The Debt Ratio is a financial formula within the family of Leverage Ratios . It takes two numbers from your company’s balance sheet — total debt and total assets — and divides them. This produces a number that tells you the proportion of your business’ assets that are financed by debt.
Debt Ratio Formula:
Debt Ratio = total debt / total assets
Total debt: Total debt is found on your company’s balance sheet. It is all long-term loans and short-term liabilities added together.
Total assets: Total assets is the sum of all cash stores, accounts receivable, inventory, equipment, and anything else of value owned by your business. It can be calculated from your balance sheet by adding together fixed and current assets.
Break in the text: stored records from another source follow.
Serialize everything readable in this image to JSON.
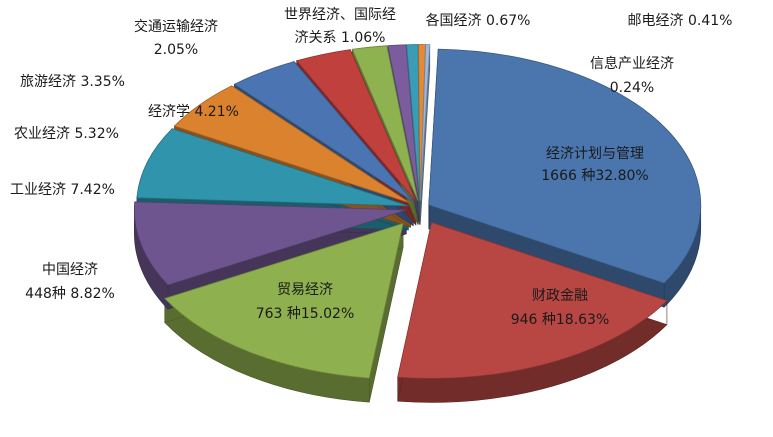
{
  "chart_data": {
    "type": "pie",
    "title": "",
    "exploded": true,
    "three_d": true,
    "slices": [
      {
        "label": "经济计划与管理",
        "count_label": "1666 种",
        "percent_label": "32.80%",
        "value": 32.8,
        "color": "#4A76AD"
      },
      {
        "label": "财政金融",
        "count_label": "946 种",
        "percent_label": "18.63%",
        "value": 18.63,
        "color": "#B84744"
      },
      {
        "label": "贸易经济",
        "count_label": "763 种",
        "percent_label": "15.02%",
        "value": 15.02,
        "color": "#8FB04E"
      },
      {
        "label": "中国经济",
        "count_label": "448种",
        "percent_label": "8.82%",
        "value": 8.82,
        "color": "#6E5590"
      },
      {
        "label": "工业经济",
        "count_label": "",
        "percent_label": "7.42%",
        "value": 7.42,
        "color": "#2F94AC"
      },
      {
        "label": "农业经济",
        "count_label": "",
        "percent_label": "5.32%",
        "value": 5.32,
        "color": "#DB822E"
      },
      {
        "label": "经济学",
        "count_label": "",
        "percent_label": "4.21%",
        "value": 4.21,
        "color": "#4A74B2"
      },
      {
        "label": "旅游经济",
        "count_label": "",
        "percent_label": "3.35%",
        "value": 3.35,
        "color": "#C0403E"
      },
      {
        "label": "交通运输经济",
        "count_label": "",
        "percent_label": "2.05%",
        "value": 2.05,
        "color": "#8DB24F"
      },
      {
        "label": "世界经济、国际经济关系",
        "count_label": "",
        "percent_label": "1.06%",
        "value": 1.06,
        "color": "#7B5D9E"
      },
      {
        "label": "各国经济",
        "count_label": "",
        "percent_label": "0.67%",
        "value": 0.67,
        "color": "#3A9DB8"
      },
      {
        "label": "邮电经济",
        "count_label": "",
        "percent_label": "0.41%",
        "value": 0.41,
        "color": "#E48A34"
      },
      {
        "label": "信息产业经济",
        "count_label": "",
        "percent_label": "0.24%",
        "value": 0.24,
        "color": "#9DB8DA"
      }
    ]
  }
}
Balance sheet: A core financial statement that records a snapshot of a company’s assets, liabilities, and equity at the time of publication. For more information about the Balance Sheet, read our helpful blog post !
What can the debt ratio tell me about my business?
The debt ratio tells you the proportion of your company’s assets that are financed by debt, and indicates how leveraged your company currently is. It may be expressed as a decimal or percentage.
A debt ratio of exactly one (or 100%) means that you have equal amounts of debt and assets.
A number under one — such as .5, or 50% — means that half of your total assets are financed by debt. Banks and other lenders look favorably on lower debt ratios, as these indicate that the company is in a better position to pay off its obligations.
A ratio over one means your business currently holds more debt than assets, and you have negative equity. In this scenario, you may be at risk of defaulting on loans, or going bankrupt.
A higher debt ratio means your company is more leveraged, and taking on greater financial risk. However, leveraging is an important aspect of company growth, and too low of a debt ratio may indicate that a business owner is playing things too safely.
Debt ratios vary widely depending on the business model of the company. A business with greater variability in cash flow may keep an extremely low debt ratio to mitigate risk. Comparing your debt ratio to the ratio of companies of a similar size within your industry can give you a sense of whether or not you are within the average.